For ANDAs for a product with labeling that describes use by patients without physician supervision and further requires training of patients by a physician prior to initial unsupervised use, FDA considers whether patients can be safely switched to a new product without retraining by a physician or health care professional.  For an ANDA for a product intended for emergency use by patients without professional supervision (such as a prefilled auto-injector indicated for emergency treatment of allergic reactions), it is particularly important to ensure that patients in an emergency situation can use the product safely and effectively in accordance with instructions provided for the RLD without additional physician intervention or retraining prior to use.  A similar standard may be applied to certain products not intended for emergency use, if appropriate. . . .
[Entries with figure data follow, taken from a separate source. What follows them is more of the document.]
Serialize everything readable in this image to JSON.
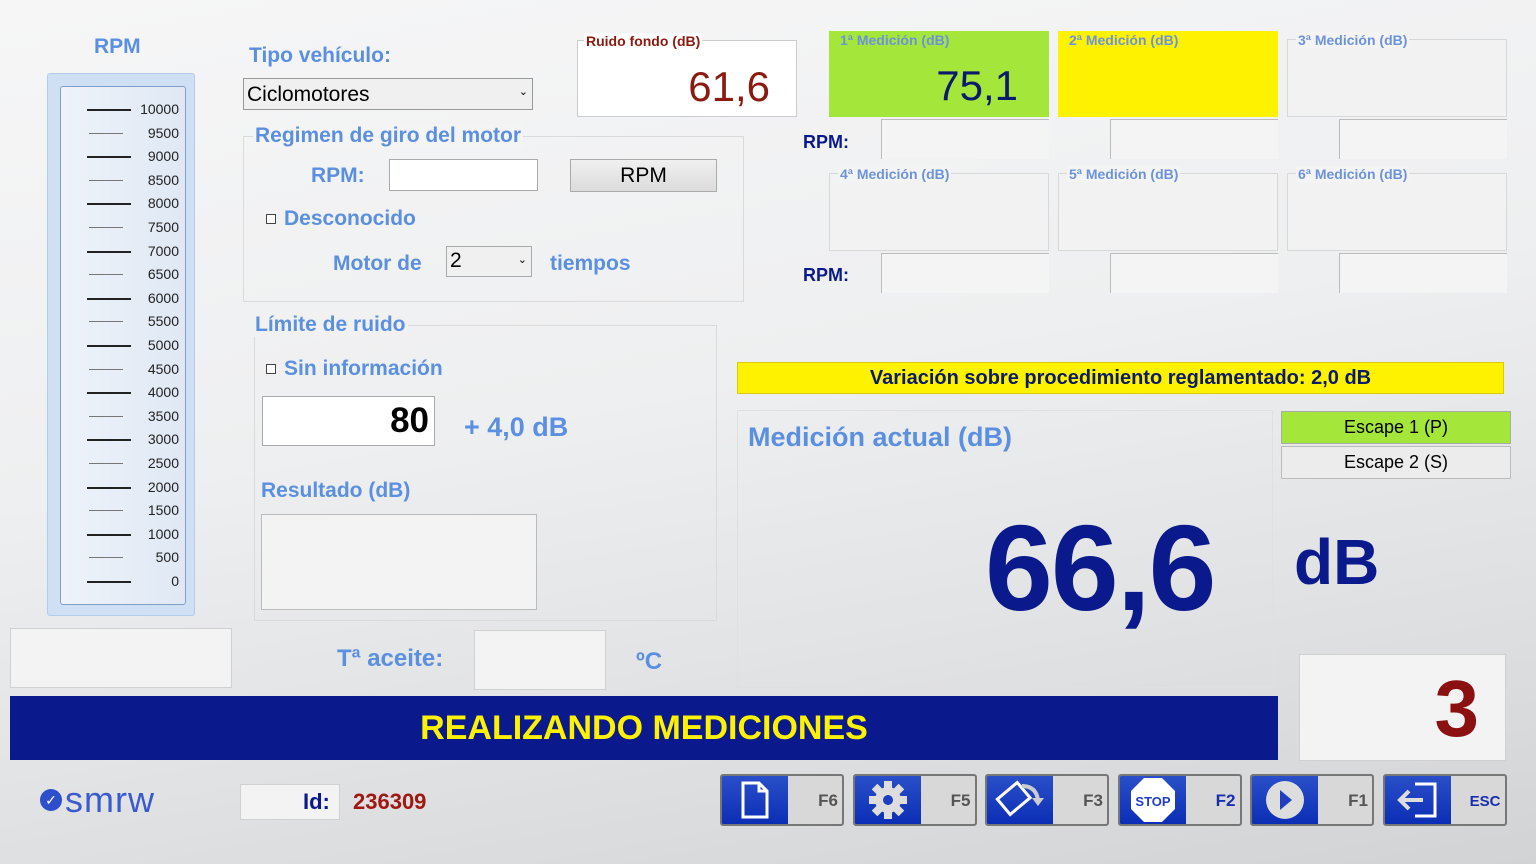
{
  "rpm_gauge": {
    "title": "RPM",
    "ticks": [
      "10000",
      "9500",
      "9000",
      "8500",
      "8000",
      "7500",
      "7000",
      "6500",
      "6000",
      "5500",
      "5000",
      "4500",
      "4000",
      "3500",
      "3000",
      "2500",
      "2000",
      "1500",
      "1000",
      "500",
      "0"
    ],
    "value": 0
  },
  "vehicle": {
    "label": "Tipo vehículo:",
    "selected": "Ciclomotores"
  },
  "engine": {
    "group_title": "Regimen de giro del motor",
    "rpm_label": "RPM:",
    "rpm_value": "",
    "rpm_button": "RPM",
    "unknown_label": "Desconocido",
    "motor_label": "Motor de",
    "motor_value": "2",
    "tiempos_label": "tiempos"
  },
  "limit": {
    "group_title": "Límite de ruido",
    "no_info_label": "Sin información",
    "value": "80",
    "tolerance": "+ 4,0 dB"
  },
  "result": {
    "label": "Resultado (dB)",
    "value": ""
  },
  "oil": {
    "label": "Tª aceite:",
    "value": "",
    "unit": "ºC"
  },
  "background_noise": {
    "label": "Ruido fondo (dB)",
    "value": "61,6"
  },
  "measurements": [
    {
      "label": "1ª Medición (dB)",
      "value": "75,1",
      "color": "#a4e63a"
    },
    {
      "label": "2ª Medición (dB)",
      "value": "",
      "color": "#fff200"
    },
    {
      "label": "3ª Medición (dB)",
      "value": ""
    },
    {
      "label": "4ª Medición (dB)",
      "value": ""
    },
    {
      "label": "5ª Medición (dB)",
      "value": ""
    },
    {
      "label": "6ª Medición (dB)",
      "value": ""
    }
  ],
  "rpm_row_label": "RPM:",
  "variation": "Variación sobre procedimiento reglamentado: 2,0 dB",
  "current": {
    "label": "Medición actual (dB)",
    "value": "66,6",
    "unit": "dB"
  },
  "exhaust": [
    {
      "label": "Escape 1 (P)",
      "active": true
    },
    {
      "label": "Escape 2 (S)",
      "active": false
    }
  ],
  "counter": "3",
  "status": "REALIZANDO MEDICIONES",
  "footer": {
    "logo": "smrw",
    "id_label": "Id:",
    "id_value": "236309"
  },
  "fkeys": [
    {
      "icon": "document-icon",
      "key": "F6"
    },
    {
      "icon": "gear-icon",
      "key": "F5"
    },
    {
      "icon": "rotate-device-icon",
      "key": "F3"
    },
    {
      "icon": "stop-icon",
      "key": "F2",
      "stop_text": "STOP"
    },
    {
      "icon": "play-icon",
      "key": "F1"
    },
    {
      "icon": "exit-icon",
      "key": "ESC"
    }
  ]
}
Clinical usability or human factor studies may also be required, depending on the indication and the patient population, the nature of the auto-injector design, and differences from the auto-injector constituent part of the RLD, to ensure that the proposed product is safe and effective.  If required, such studies are beyond the scope of studies that can be reviewed and approved in an ANDA. [(emphasis added)]

In the case of sumatriptan auto-injectors, we note that individuals experiencing migraines (the indication for which sumatriptan auto-injectors are indicated) may experience varying degrees of mental impainnent, and this may affect the usability of an autoinjector, leading to possible errors or misadministration ofthe product. . . .  [I]n reviewing an ANDA referencing this product, FDA will have to consider whether, given the characteristics of the proposed auto-injector constituent, the product can be safely substituted for the RLD without additional physician intervention or retraining prior to use.

Although FDA’s petition response is specific to combination products with an auto-injector component, it is reasonable to conclude that the Agency applies similar requirements and concepts when evaluating applications for generic versions of other device-containing combination products.  As such, companies would be well advised to seek FDA’s input when considering developing and seeking FDA approval for their combination products.